Secondly, this also gives the taxpayers an opportunity to identify the problems and take the necessary actions to avoid committing the same errors going forward. The burden of interest on output tax liability for the years under discussion is huge, considering Section 50 is being interpreted by the Revenue in a negative light, by demanding interest on the gross tax liability, i.e. without adjustment of ITC. Even in cases of excess payments or liability discharged erroneously or under the wrong tax heads, the only option available to the taxpayers is to disclose the correct position in the annual return and discharge the balance liability or claim a refund of the excess paid.
Additionally, filing the annual return would count towards the taxpayer making a conscious effort to rectify his returns. This could eventually help in avoiding department action as concealment of transactions. This would, undoubtedly, reduce the exposure to possible scrutiny and audit action by the department.

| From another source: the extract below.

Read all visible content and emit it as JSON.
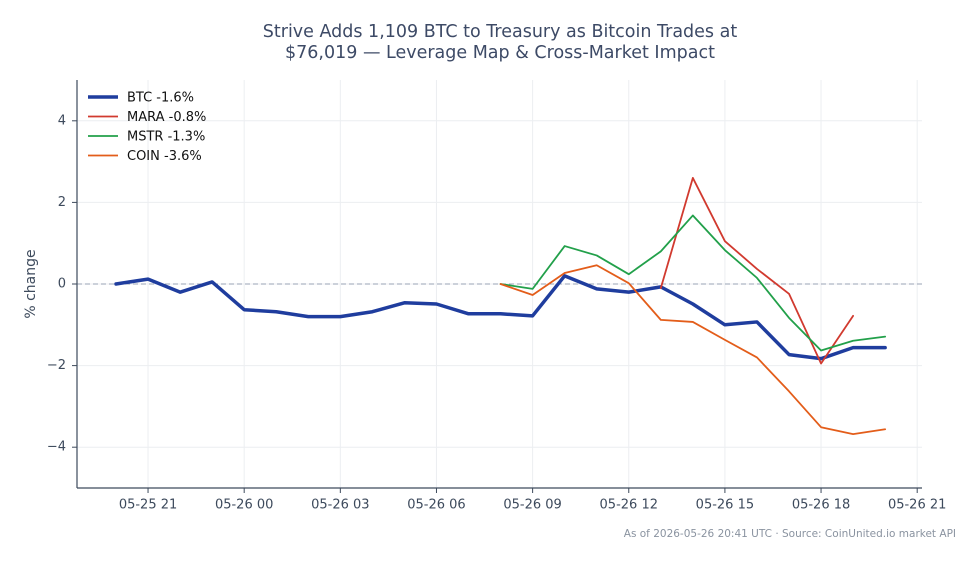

It is an accepted position both by the Authorities and the taxpayers that the Annual Return is difficult to wrap one’s head around. Almost in every Council meeting, there is an item on the agenda for simplification of the GST compliance, specifically annual return and audits. However, there is now a reasonable clarity as to how one should approach and file these statements, what actions are to be taken and how. In view of the above, it is once again highly recommended that the annual returns are filed by all taxpayers, even if the option has been given to avoid it.